How the new draft order will work:
1. All tiebreakers from strength of schedule to the coin flip will stay they same. The tiebreakers aren't the issue here, but if you have a more elegant solution, I'd love to hear about it.
2. Seeding for playoff teams (21-32) will stay the same.
3. Seeding for slots 1-20 will be based on the COMBINED W/L record of the past THREE seasons.
4. That's it. The rest stays the same. Rookie contract slotting, trading, everything.

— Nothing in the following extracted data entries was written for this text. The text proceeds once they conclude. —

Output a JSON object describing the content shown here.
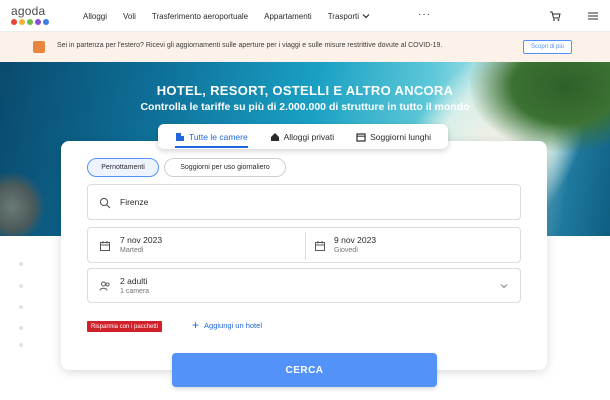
{
  "header": {
    "logo_text": "agoda",
    "logo_dot_colors": [
      "#e4473a",
      "#f3b23b",
      "#6bbc4a",
      "#8b4cd4",
      "#3b7de0"
    ],
    "nav": [
      "Alloggi",
      "Voli",
      "Trasferimento aeroportuale",
      "Appartamenti",
      "Trasporti"
    ],
    "more": "···",
    "icons": [
      "cart-icon",
      "hamburger-menu-icon"
    ]
  },
  "notice": {
    "text": "Sei in partenza per l'estero? Ricevi gli aggiornamenti sulle aperture per i viaggi e sulle misure restrittive dovute al COVID-19.",
    "button": "Scopri di più"
  },
  "hero": {
    "title": "HOTEL, RESORT, OSTELLI E ALTRO ANCORA",
    "subtitle": "Controlla le tariffe su più di 2.000.000 di strutture in tutto il mondo"
  },
  "tabs": [
    {
      "label": "Tutte le camere",
      "active": true,
      "icon": "building-icon"
    },
    {
      "label": "Alloggi privati",
      "active": false,
      "icon": "house-icon"
    },
    {
      "label": "Soggiorni lunghi",
      "active": false,
      "icon": "calendar-icon"
    }
  ],
  "search": {
    "mode_pills": [
      "Pernottamenti",
      "Soggiorni per uso giornaliero"
    ],
    "destination": "Firenze",
    "checkin": {
      "date": "7 nov 2023",
      "day": "Martedì"
    },
    "checkout": {
      "date": "9 nov 2023",
      "day": "Giovedì"
    },
    "guests": {
      "main": "2 adulti",
      "sub": "1 camera"
    },
    "deal_badge": "Risparmia con i pacchetti",
    "add_hotel": "Aggiungi un hotel",
    "button": "CERCA"
  },
  "colors": {
    "primary": "#5392f9",
    "link": "#2067da",
    "deal": "#d0202a",
    "notice_bg": "#fdf2e9"
  }
}
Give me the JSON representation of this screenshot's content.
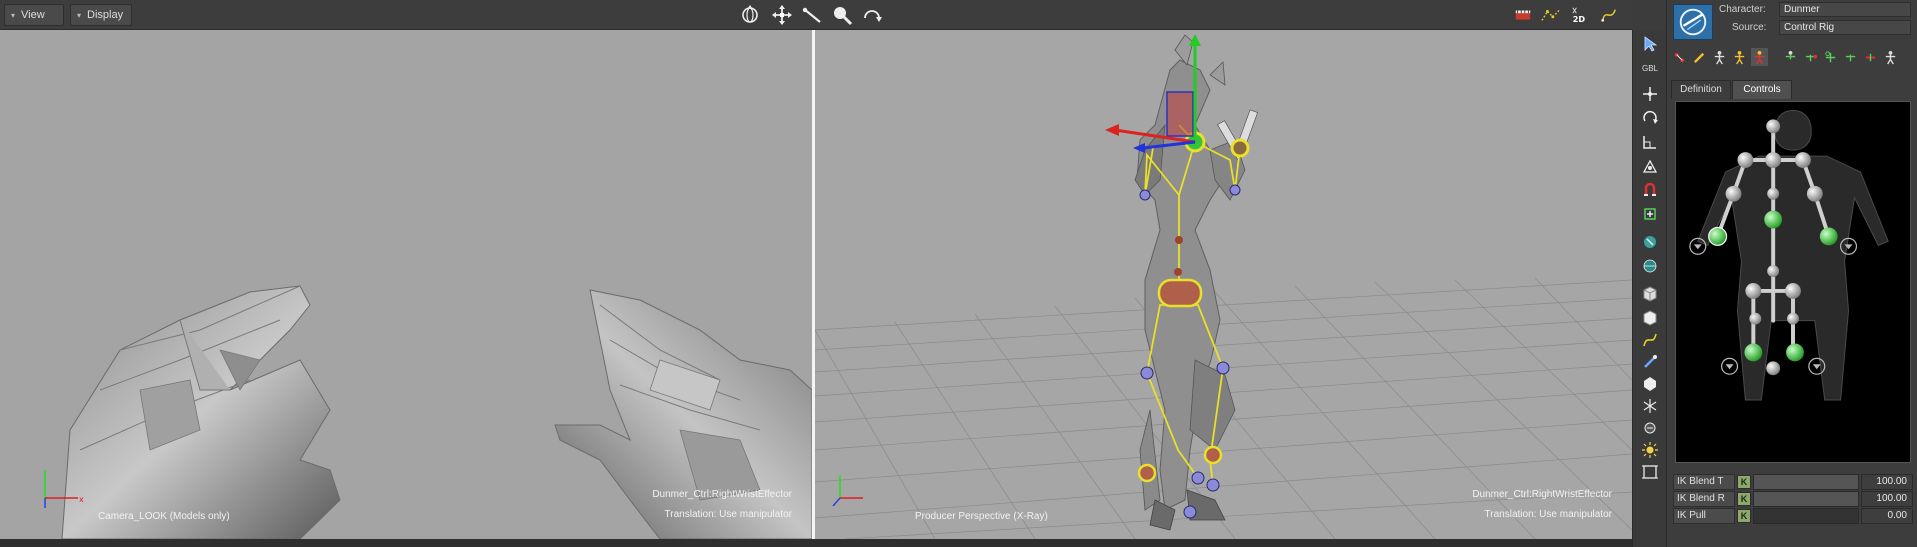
{
  "topbar": {
    "menus": [
      {
        "label": "View",
        "icon": "chevron-down-icon"
      },
      {
        "label": "Display",
        "icon": "chevron-down-icon"
      }
    ],
    "center_tools": [
      "orbit-icon",
      "move-icon",
      "pan-icon",
      "zoom-icon",
      "rotate-view-icon"
    ],
    "right_tools": [
      "filmstrip-icon",
      "path-icon",
      "2d-view-icon",
      "curve-icon"
    ],
    "right_tools_text": "2D"
  },
  "viewports": {
    "left": {
      "camera": "Camera_LOOK (Models only)",
      "selection": "Dunmer_Ctrl:RightWristEffector",
      "mode": "Translation: Use manipulator"
    },
    "right": {
      "camera": "Producer Perspective (X-Ray)",
      "selection": "Dunmer_Ctrl:RightWristEffector",
      "mode": "Translation: Use manipulator"
    }
  },
  "side_tools": {
    "gbl_label": "GBL",
    "icons": [
      "select-arrow-icon",
      "translate-icon",
      "rotate-icon",
      "scale-icon",
      "pivot-icon",
      "snap-icon",
      "layer-icon",
      "camera-icon",
      "globe-icon",
      "cube-icon",
      "cube-alt-icon",
      "curve-tool-icon",
      "pen-icon",
      "sphere-icon",
      "axis-icon",
      "light-icon",
      "sun-icon",
      "frame-icon"
    ]
  },
  "panel": {
    "character_label": "Character:",
    "character_value": "Dunmer",
    "source_label": "Source:",
    "source_value": "Control Rig",
    "logo_icon": "character-logo-icon",
    "tool_icons": [
      "pick-icon",
      "pencil-icon",
      "figure-icon",
      "figure-key-icon",
      "figure-pose-icon",
      "full-body-icon",
      "body-part-icon",
      "selection-icon",
      "mirror-icon",
      "pin-icon",
      "extra-icon"
    ],
    "tabs": [
      {
        "label": "Definition",
        "active": false
      },
      {
        "label": "Controls",
        "active": true
      }
    ],
    "ik": [
      {
        "label": "IK Blend T",
        "key": "K",
        "value": "100.00",
        "fraction": 1.0
      },
      {
        "label": "IK Blend R",
        "key": "K",
        "value": "100.00",
        "fraction": 1.0
      },
      {
        "label": "IK Pull",
        "key": "K",
        "value": "0.00",
        "fraction": 0.0
      }
    ]
  },
  "colors": {
    "viewport_bg": "#a6a6a6",
    "skeleton_line": "#e8e02a",
    "effector_green": "#35c23c",
    "axis_x": "#e01e1e",
    "axis_y": "#1ee01e",
    "axis_z": "#2a3fe0"
  }
}
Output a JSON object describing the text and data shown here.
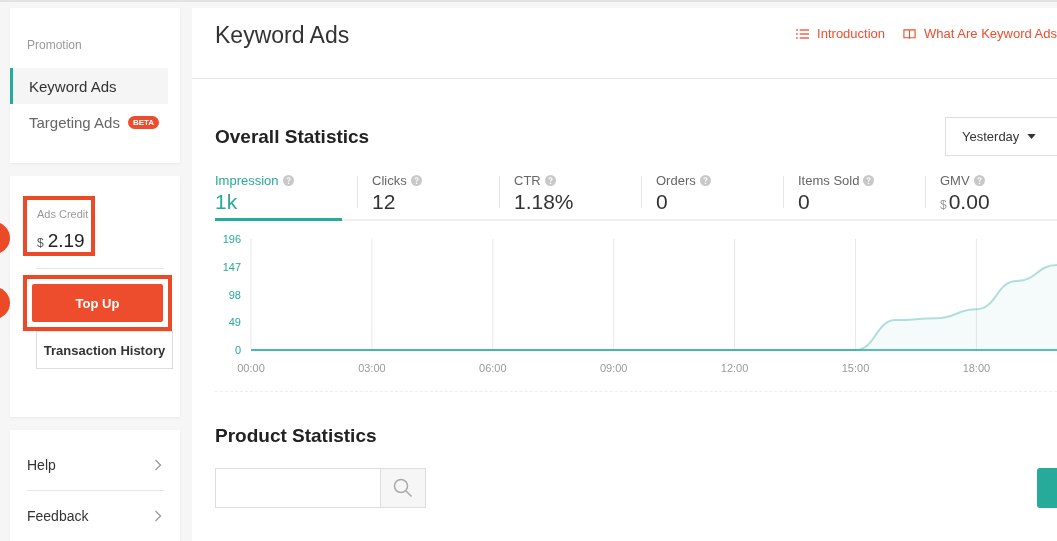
{
  "sidebar": {
    "section_title": "Promotion",
    "items": [
      {
        "label": "Keyword Ads",
        "selected": true
      },
      {
        "label": "Targeting Ads",
        "selected": false,
        "badge": "BETA"
      }
    ]
  },
  "credit": {
    "label": "Ads Credit",
    "currency": "$",
    "amount": "2.19",
    "highlighted": true
  },
  "top_up_button": {
    "label": "Top Up",
    "highlighted": true
  },
  "history_button": "Transaction History",
  "links": [
    {
      "label": "Help"
    },
    {
      "label": "Feedback"
    }
  ],
  "page_title": "Keyword Ads",
  "header_links": [
    {
      "kind": "list",
      "label": "Introduction"
    },
    {
      "kind": "book",
      "label": "What Are Keyword Ads"
    }
  ],
  "overall": {
    "title": "Overall Statistics",
    "period": "Yesterday",
    "metrics": [
      {
        "label": "Impression",
        "value": "1k",
        "selected": true
      },
      {
        "label": "Clicks",
        "value": "12",
        "selected": false
      },
      {
        "label": "CTR",
        "value": "1.18%",
        "selected": false
      },
      {
        "label": "Orders",
        "value": "0",
        "selected": false
      },
      {
        "label": "Items Sold",
        "value": "0",
        "selected": false
      },
      {
        "label": "GMV",
        "currency": "$",
        "value": "0.00",
        "selected": false
      }
    ],
    "chart_data": {
      "type": "area",
      "x": [
        0,
        1,
        2,
        3,
        4,
        5,
        6,
        7,
        8,
        9,
        10,
        11,
        12,
        13,
        14,
        15,
        16,
        17,
        18,
        19,
        20
      ],
      "series": [
        {
          "color": "#26aa99",
          "values": [
            0,
            0,
            0,
            0,
            0,
            0,
            0,
            0,
            0,
            0,
            0,
            0,
            0,
            0,
            0,
            0,
            53,
            56,
            72,
            122,
            150
          ]
        }
      ],
      "xlim": [
        0,
        20
      ],
      "grid": true,
      "ylim": [
        0,
        196
      ],
      "yticks": [
        0,
        49,
        98,
        147,
        196
      ],
      "xticks": [
        {
          "value": 0,
          "label": "00:00"
        },
        {
          "value": 3,
          "label": "03:00"
        },
        {
          "value": 6,
          "label": "06:00"
        },
        {
          "value": 9,
          "label": "09:00"
        },
        {
          "value": 12,
          "label": "12:00"
        },
        {
          "value": 15,
          "label": "15:00"
        },
        {
          "value": 18,
          "label": "18:00"
        }
      ]
    }
  },
  "product": {
    "title": "Product Statistics"
  }
}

By ranking non-playoff teams in order of combined record over many seasons, you improve the league in so many ways. Here are just a few:
1. You eliminate the possibility of a team that just conveniently got bad in a good draft year for a top QB (or other player, I guess). In this scenario, the Colts would have been still at home ****ing themselves with dildos because they suck. That's the most important reason to do this.
2. There will be fewer exceptionally shitty divisions. And while this problem usually gets solved within a few seasons (See NFC West before 2012, AFC West before 2013), there is still always a lemon division out there that can mess with determining who the real best teams are for the playoffs and who just got a good schedule. Fixing that so shitty teams have a better chance to raise the basement level of the division would go a long way. It would further confirm the Parcells mantra: "You are what your record says you are." And that's what we want, right?
3. Good teams that just get bit in the ass one year (2013 Houston Texans) have no incentive to lose hope and say "**** it." In other words, in this system now teams actually DO play to win the game. Your season might be over, but you're still not gonna get a grand prize for losing, other than the chance to fire your shithead Patriot Way general manager and all his pussydick cronies and henchmen. You gotta be REALLY terrible in order to get that treasure, which isn't worth it to any team. The competition bar would be raised, and even late-season games with terrible teams would have some better entertainment value.
Thus, the TRULY terrible teams are guaranteed the top spots. And I think that's what the draft should be all about-- giving the worst teams the best chance to get out of that losing pit.